(rechts) De lijn die aan de haak is geknoopt, stelt de hals talie van de gennaker voor. Een gennaker trim je met schoot en hals. Vervolgens de spanner met haak (voor de schoot van de spi). Het blok voor de voorstagtalie zit direct op de spanner. Het halende part loopt door het blok op de steven. Dan de trommel van de rolfok. De twee buizen met witte doppen vormen de bokkenpoten. Die zijn verbonden met een strip waarop een oog zit. Dat is voor de genua. Onder de strip (niet zichtbaar) nog een oog waarmee de bokkenpoten vergrendeld worden.
Toen hij die opmerking maakte, durfde ik nauwelijks meer te zeggen dat ik net een spi had gekocht. Foute boel dus! Gelukkig vond ik een paar weken later een gen die prachtig paste. Mast achterover, nieuw oog gemonteerd en blok eraan gehangen. Achterop twee Harken met soft shackles à l’improvise aan de kikkers gefabriekt en hatseflats, klaar voor onder water. Slaat me dat zeil in één klap vol, dat die oude Sailhorse van mij zich een hoedje schrok en ik erbij.
Onraad
En wat moet je nu absoluut goed in de oren knopen? Afvallen bij onraad! Nooit oploeven, de natuurlijke reactie van iedere zeiler. Echt niet doen, ook niet om te proberen want je trekt je hele schuitje in no time ondersteboven. Verder kan een kind de was doen. Motorbril opzetten en wellicht op de schoten nog een paar barberhaulers voor het meer subtiele werk.
In het achterdek aan SB en BB twee dekrollen voor de schoten van de spi. Die zijn met vlaggenhaken aan een oogbout vastgezet om te voorkomen dat ze zich vasttrekken in de dekrol. De Ronstan-schijven voorkomen dat de vlaggenhaken zich vasttrekken in de spiboom.

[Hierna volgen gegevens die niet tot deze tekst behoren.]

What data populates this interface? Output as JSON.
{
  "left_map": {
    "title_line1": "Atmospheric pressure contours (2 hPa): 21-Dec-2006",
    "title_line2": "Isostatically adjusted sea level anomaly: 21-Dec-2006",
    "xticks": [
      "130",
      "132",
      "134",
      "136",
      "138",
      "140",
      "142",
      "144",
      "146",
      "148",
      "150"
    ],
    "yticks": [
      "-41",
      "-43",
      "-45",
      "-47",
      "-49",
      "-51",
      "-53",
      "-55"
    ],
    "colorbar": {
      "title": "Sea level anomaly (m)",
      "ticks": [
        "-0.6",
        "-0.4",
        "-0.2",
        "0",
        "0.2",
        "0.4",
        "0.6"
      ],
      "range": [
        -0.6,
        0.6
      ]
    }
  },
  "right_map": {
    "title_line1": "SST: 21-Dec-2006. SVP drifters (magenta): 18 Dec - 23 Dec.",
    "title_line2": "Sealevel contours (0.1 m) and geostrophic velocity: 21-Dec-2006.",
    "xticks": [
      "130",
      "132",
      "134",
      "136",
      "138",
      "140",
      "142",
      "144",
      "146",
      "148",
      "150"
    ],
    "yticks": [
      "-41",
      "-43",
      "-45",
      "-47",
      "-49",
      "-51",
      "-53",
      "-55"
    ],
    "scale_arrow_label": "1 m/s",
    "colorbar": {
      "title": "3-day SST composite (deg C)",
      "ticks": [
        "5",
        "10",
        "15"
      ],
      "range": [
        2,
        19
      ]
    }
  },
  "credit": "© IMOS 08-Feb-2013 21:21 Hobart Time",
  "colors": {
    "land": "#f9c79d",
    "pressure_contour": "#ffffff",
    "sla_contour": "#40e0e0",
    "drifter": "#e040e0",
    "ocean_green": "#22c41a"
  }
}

Omdat de gennie een asymmetrisch zeil is, is gijpen iets wat je even moeten begrijpen. Alles staat vóór de voorstag en daarom kun je niet over het voordek zoals bij een fok of genua. Nee, we gaan voorlangs buitenom. Daarom moeten de schoten ook minstens twee scheepslengtes lang zijn. Wat te doen? De stuurman gaat voor de wind varen en de schoot wordt opgevierd. Zover dat de gennaker tussen hals en top vóór de boot uit wappert. Als de stuurman ietsje roer geeft om ruimer te gaan varen, haalt de bemanning de andere schoot aan tot voor de wind, ruim of half. Al naar gelang.
In tegenstelling tot wat vaak wordt gedacht is voor een gennaker geen boegspriet nodig. Aan aanpassingen valt echter niet te ontkomen. Het wordt lastiger, naarmate je meer wilt. Doe het in stapjes. Ik begon met een talie op het voorstag, daarna een rolfok. Op de website van SSC staat uitstekend verwoord hoe je dat moet aanpakken. Met de talie wordt strijken van de mast eenvoudiger, met een rolfok wordt zeilen comfortabeler.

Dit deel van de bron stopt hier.